Andrew Bird doesn’t care anymore if he is liked or not. He has spent all his life trying to be accepted by all, mainly since he feels he has nothing to give, being your average white, straight male Brit. The thing is, Bird doesn’t fit under that category. He doesn’t see the fun in watching a woman parking a car (since he himself acknowledges that he can’t park either), and he actually enjoys ironing. Throughout the whole hour, Bird humorously highlights those traits that defy the lad label, but it’s one he struggles to shake thanks to ‘a face that looks like it reads Nuts magazine’.
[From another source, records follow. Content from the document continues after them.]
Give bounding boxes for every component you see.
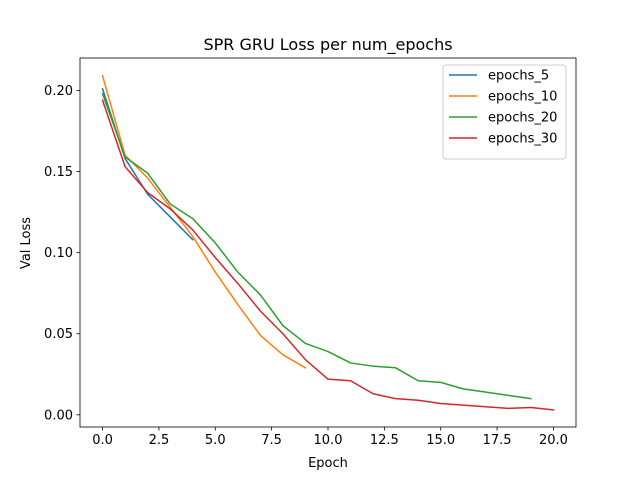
y-tick-label: 0.10	[44, 246, 73, 261]
x-tick-label: 0.0	[92, 433, 113, 448]
x-tick-label: 7.5	[261, 433, 282, 448]
y-tick-label: 0.05	[44, 327, 73, 342]
chart-title: SPR GRU Loss per num_epochs	[203, 35, 452, 55]
x-tick-label: 15.0	[426, 433, 455, 448]
y-tick-label: 0.20	[44, 84, 73, 99]
x-axis-label: Epoch	[308, 456, 348, 471]
legend-label-epochs_5: epochs_5	[488, 69, 549, 84]
legend-label-epochs_10: epochs_10	[488, 90, 557, 105]
x-tick-label: 2.5	[149, 433, 170, 448]
x-tick-label: 5.0	[205, 433, 226, 448]
x-tick-label: 17.5	[483, 433, 512, 448]
y-axis-label: Val Loss	[19, 217, 34, 269]
y-tick-label: 0.15	[44, 165, 73, 180]
legend-box	[442, 64, 567, 160]
y-tick-label: 0.00	[44, 408, 73, 423]
x-tick-label: 20.0	[539, 433, 568, 448]
x-tick-label: 12.5	[370, 433, 399, 448]
series-line-epochs_20	[101, 92, 532, 400]
series-line-epochs_30	[101, 99, 555, 411]
x-tick-label: 10.0	[314, 433, 343, 448]
legend-label-epochs_20: epochs_20	[488, 111, 557, 126]
legend-label-epochs_30: epochs_30	[488, 132, 557, 147]
plot-area: 0.0 2.5 5.0 7.5 10.0 12.5 15.0 17.5 20.0 0.00 0.05…	[44, 57, 577, 448]
series-line-epochs_10	[101, 74, 307, 369]
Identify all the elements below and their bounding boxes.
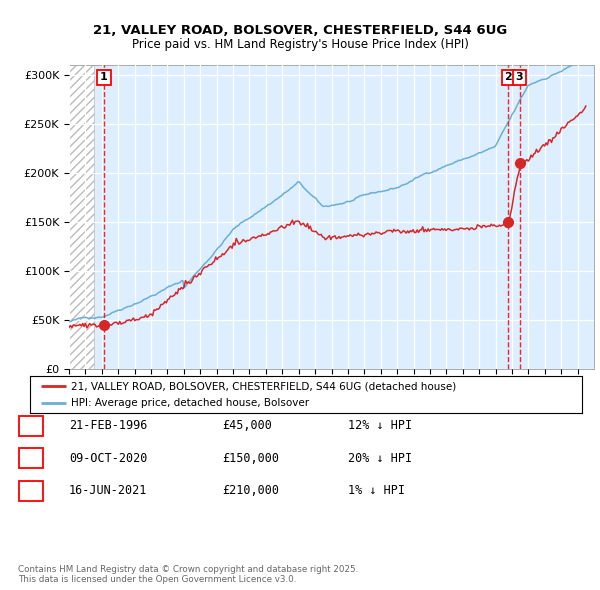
Text: 21-FEB-1996: 21-FEB-1996 xyxy=(69,419,148,432)
Text: 09-OCT-2020: 09-OCT-2020 xyxy=(69,452,148,465)
Text: £45,000: £45,000 xyxy=(222,419,272,432)
FancyBboxPatch shape xyxy=(19,416,43,436)
Text: Contains HM Land Registry data © Crown copyright and database right 2025.
This d: Contains HM Land Registry data © Crown c… xyxy=(18,565,358,584)
Text: 20% ↓ HPI: 20% ↓ HPI xyxy=(348,452,412,465)
FancyBboxPatch shape xyxy=(19,481,43,501)
Text: 12% ↓ HPI: 12% ↓ HPI xyxy=(348,419,412,432)
Text: £150,000: £150,000 xyxy=(222,452,279,465)
Text: 3: 3 xyxy=(516,73,523,83)
Text: Price paid vs. HM Land Registry's House Price Index (HPI): Price paid vs. HM Land Registry's House … xyxy=(131,38,469,51)
Text: 3: 3 xyxy=(27,484,35,497)
Text: £210,000: £210,000 xyxy=(222,484,279,497)
Text: HPI: Average price, detached house, Bolsover: HPI: Average price, detached house, Bols… xyxy=(71,398,310,408)
Text: 16-JUN-2021: 16-JUN-2021 xyxy=(69,484,148,497)
FancyBboxPatch shape xyxy=(19,448,43,468)
Text: 1: 1 xyxy=(100,73,108,83)
Text: 2: 2 xyxy=(505,73,512,83)
Bar xyxy=(69,65,94,369)
Text: 1% ↓ HPI: 1% ↓ HPI xyxy=(348,484,405,497)
Text: 1: 1 xyxy=(27,419,35,432)
Text: 21, VALLEY ROAD, BOLSOVER, CHESTERFIELD, S44 6UG (detached house): 21, VALLEY ROAD, BOLSOVER, CHESTERFIELD,… xyxy=(71,381,457,391)
Text: 21, VALLEY ROAD, BOLSOVER, CHESTERFIELD, S44 6UG: 21, VALLEY ROAD, BOLSOVER, CHESTERFIELD,… xyxy=(93,24,507,37)
Text: 2: 2 xyxy=(27,452,35,465)
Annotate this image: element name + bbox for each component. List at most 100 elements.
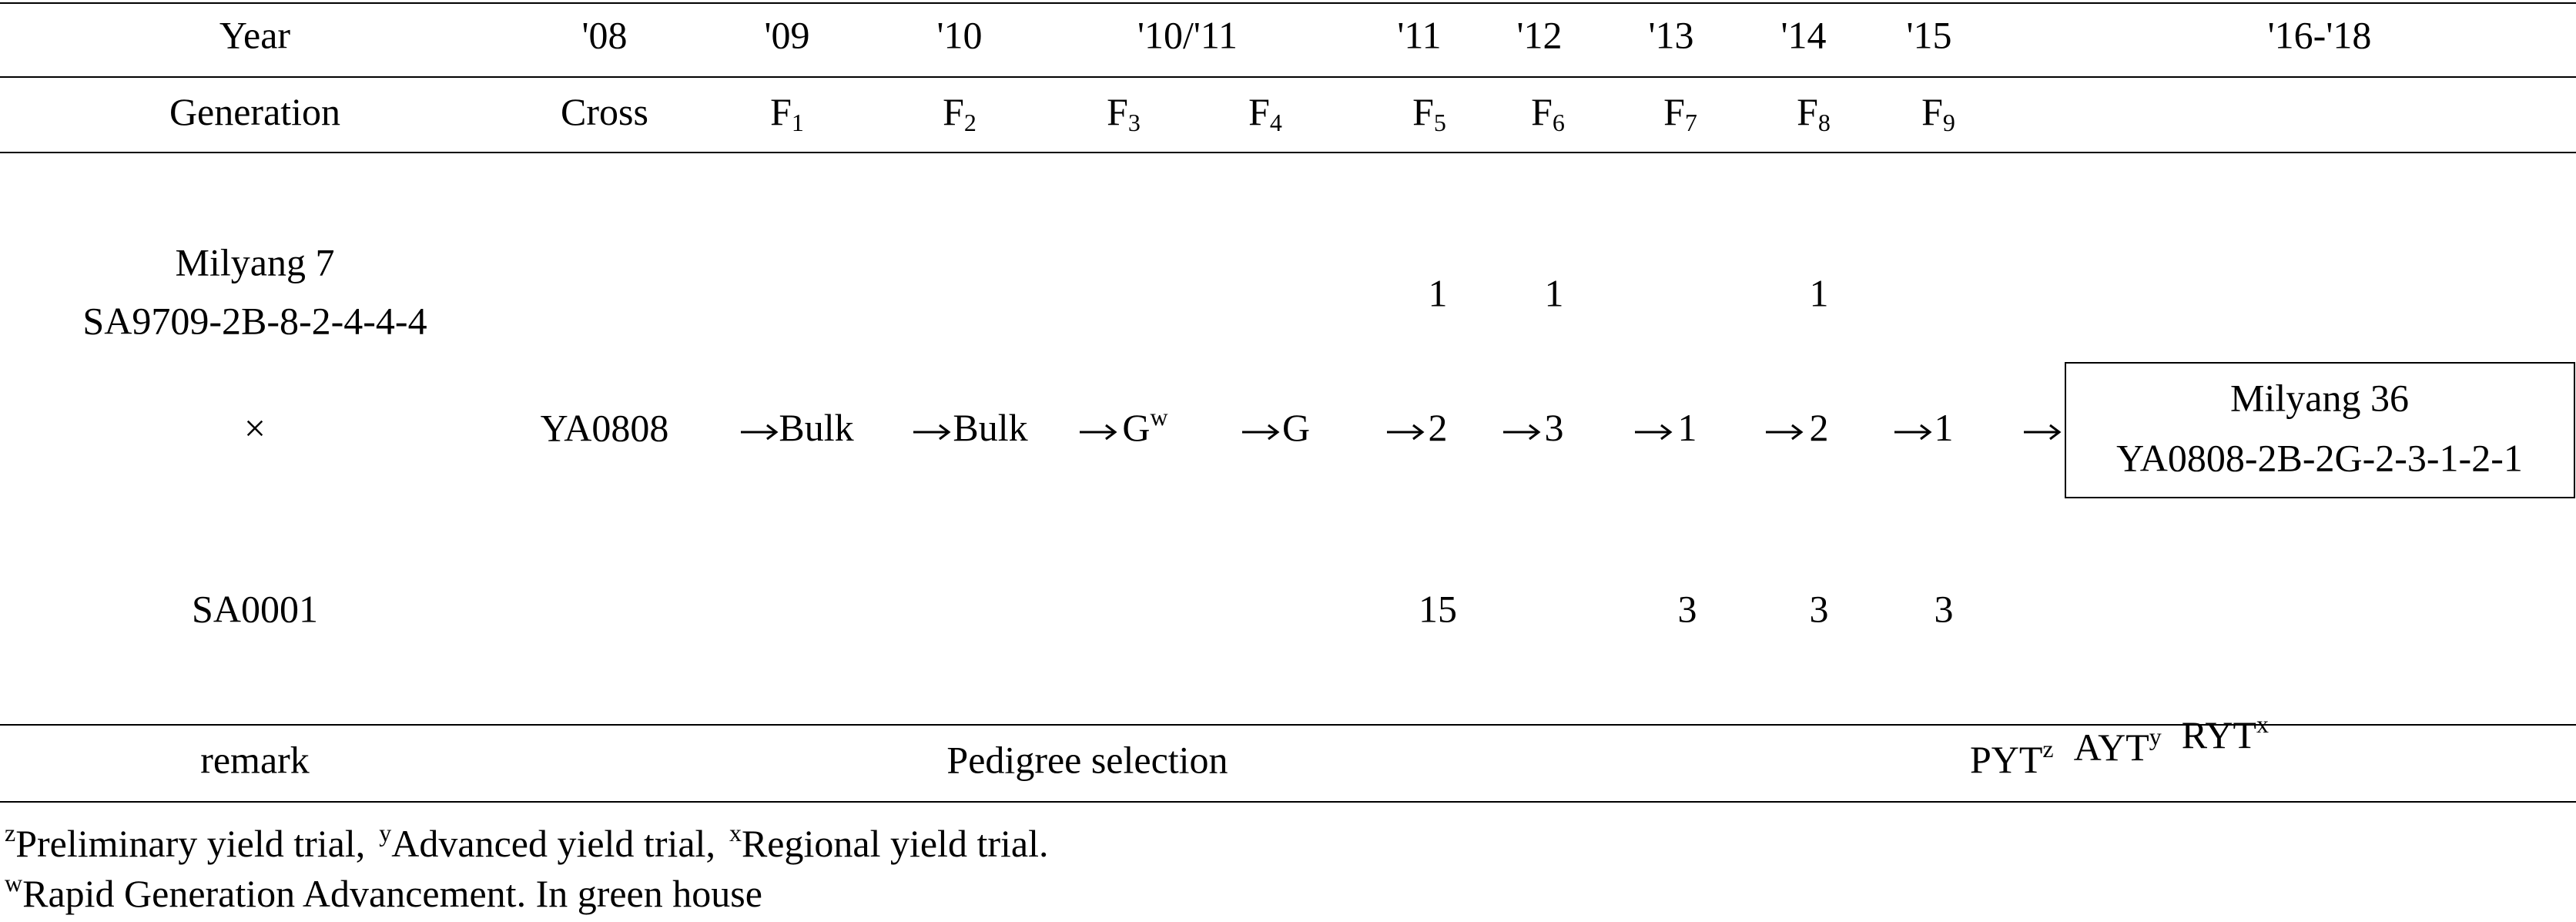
text-part: 2 xyxy=(1429,406,1448,449)
step: Gw xyxy=(1122,403,1167,449)
generation-cell: Generation xyxy=(169,90,340,133)
step: 3 xyxy=(1545,406,1564,449)
text-part: Bulk xyxy=(953,406,1027,449)
text-part: Generation xyxy=(169,90,340,133)
generation-cell: F4 xyxy=(1248,90,1282,136)
arrow xyxy=(1080,424,1117,441)
year-cell: '10/'11 xyxy=(1137,13,1238,56)
supscript: x xyxy=(2256,710,2269,738)
text-part: F xyxy=(943,90,964,133)
arrow xyxy=(1503,424,1541,441)
parent-label: × xyxy=(244,406,266,449)
parent-label: SA0001 xyxy=(192,587,318,630)
generation-cell: F5 xyxy=(1412,90,1446,136)
text-part: F xyxy=(770,90,792,133)
line-count: 3 xyxy=(1678,587,1697,630)
text-part: Regional yield trial. xyxy=(742,822,1049,865)
arrow xyxy=(913,424,951,441)
arrow xyxy=(1894,424,1932,441)
text-part: Bulk xyxy=(779,406,853,449)
year-cell: '09 xyxy=(764,13,809,56)
step: 2 xyxy=(1810,406,1829,449)
generation-cell: F9 xyxy=(1921,90,1955,136)
year-cell: '08 xyxy=(581,13,627,56)
supscript: w xyxy=(5,869,22,897)
line-count: 3 xyxy=(1935,587,1954,630)
result-line: YA0808-2B-2G-2-3-1-2-1 xyxy=(2116,436,2523,479)
step: 2 xyxy=(1429,406,1448,449)
remark-trials: PYTz AYTy RYTx xyxy=(1970,710,2269,781)
line-count: 15 xyxy=(1419,587,1457,630)
year-cell: '12 xyxy=(1516,13,1562,56)
year-cell: '16-'18 xyxy=(2268,13,2372,56)
step: Bulk xyxy=(953,406,1027,449)
arrow xyxy=(1387,424,1425,441)
parent-label: SA9709-2B-8-2-4-4-4 xyxy=(82,299,427,342)
generation-cell: F3 xyxy=(1107,90,1141,136)
text-part: F xyxy=(1248,90,1270,133)
selected-count: 1 xyxy=(1810,271,1829,314)
text-part: Rapid Generation Advancement. In green h… xyxy=(22,872,762,915)
subscript: 9 xyxy=(1943,109,1955,136)
text-part: F xyxy=(1412,90,1434,133)
generation-cell: F8 xyxy=(1797,90,1831,136)
generation-cell: F1 xyxy=(770,90,804,136)
subscript: 1 xyxy=(792,109,804,136)
generation-cell: F7 xyxy=(1663,90,1697,136)
arrow xyxy=(741,424,779,441)
subscript: 4 xyxy=(1270,109,1282,136)
year-cell: '13 xyxy=(1648,13,1693,56)
supscript: y xyxy=(2149,723,2162,750)
cross-name: YA0808 xyxy=(541,406,669,449)
line-count: 3 xyxy=(1810,587,1829,630)
generation-cell: Cross xyxy=(561,90,648,133)
footnote: wRapid Generation Advancement. In green … xyxy=(5,869,762,915)
text-part: Advanced yield trial, xyxy=(391,822,715,865)
subscript: 5 xyxy=(1434,109,1446,136)
arrow xyxy=(2024,424,2062,441)
result-box xyxy=(2065,362,2575,498)
supscript: z xyxy=(5,819,15,847)
text-part: F xyxy=(1531,90,1553,133)
subscript: 2 xyxy=(964,109,976,136)
step: G xyxy=(1282,406,1310,449)
text-part: PYT xyxy=(1970,738,2042,781)
subscript: 8 xyxy=(1818,109,1831,136)
subscript: 7 xyxy=(1685,109,1697,136)
text-part: 1 xyxy=(1935,406,1954,449)
supscript: z xyxy=(2042,735,2053,763)
supscript: w xyxy=(1151,403,1168,431)
text-part: 3 xyxy=(1545,406,1564,449)
parent-label: Milyang 7 xyxy=(176,240,335,283)
step: 1 xyxy=(1678,406,1697,449)
text-part: 2 xyxy=(1810,406,1829,449)
step: Bulk xyxy=(779,406,853,449)
text-part: AYT xyxy=(2074,726,2149,769)
step: 1 xyxy=(1935,406,1954,449)
generation-cell: F2 xyxy=(943,90,976,136)
text-part: 1 xyxy=(1678,406,1697,449)
generation-cell: F6 xyxy=(1531,90,1565,136)
text-part: RYT xyxy=(2182,713,2256,756)
selected-count: 1 xyxy=(1429,271,1448,314)
arrow xyxy=(1766,424,1804,441)
result-name: Milyang 36 xyxy=(2230,376,2409,419)
text-part: Preliminary yield trial, xyxy=(15,822,365,865)
year-cell: '15 xyxy=(1906,13,1951,56)
text-part: F xyxy=(1797,90,1818,133)
subscript: 3 xyxy=(1128,109,1141,136)
year-cell: '10 xyxy=(936,13,982,56)
year-cell: Year xyxy=(219,13,290,56)
text-part: G xyxy=(1282,406,1310,449)
text-part: Cross xyxy=(561,90,648,133)
text-part: G xyxy=(1122,406,1150,449)
year-cell: '11 xyxy=(1397,13,1441,56)
text-part: F xyxy=(1921,90,1943,133)
selected-count: 1 xyxy=(1545,271,1564,314)
arrow xyxy=(1635,424,1673,441)
subscript: 6 xyxy=(1553,109,1565,136)
arrow xyxy=(1242,424,1280,441)
text-part: F xyxy=(1107,90,1128,133)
If this all seems to lack originality on paper (and let’s be honest, his flier doesn’t do him justice either), the truth is that Bird is extremely funny. He is hilarious in fact, carrying the whole show without any tumbleweed moments, the audience laughing at his every word or gesture.
His honesty is a breath of fresh air after the troops of male comedians who over-exaggerate stories in search of punchlines, or think comedy is insulting the audience and swearing every two seconds. Bird doesn’t need any of those gimmicks because he is a natural comedian. He is also very good with the audience, effortlessly charming and engaging.
Even when his material fades a little towards the end, he still manages to keep us on side by poking fun at his marriage and own clumsy attempts – despite everything – to be liked. Highlights include what happens when his wife sneezes while he’s inside her; failed attempts to impress the in-laws (not related to the previous gag); and hilarious attempts to atone for a joke involving a swastika.
Bird shouldn’t worry about being liked. It is obvious that he is loved by his audience.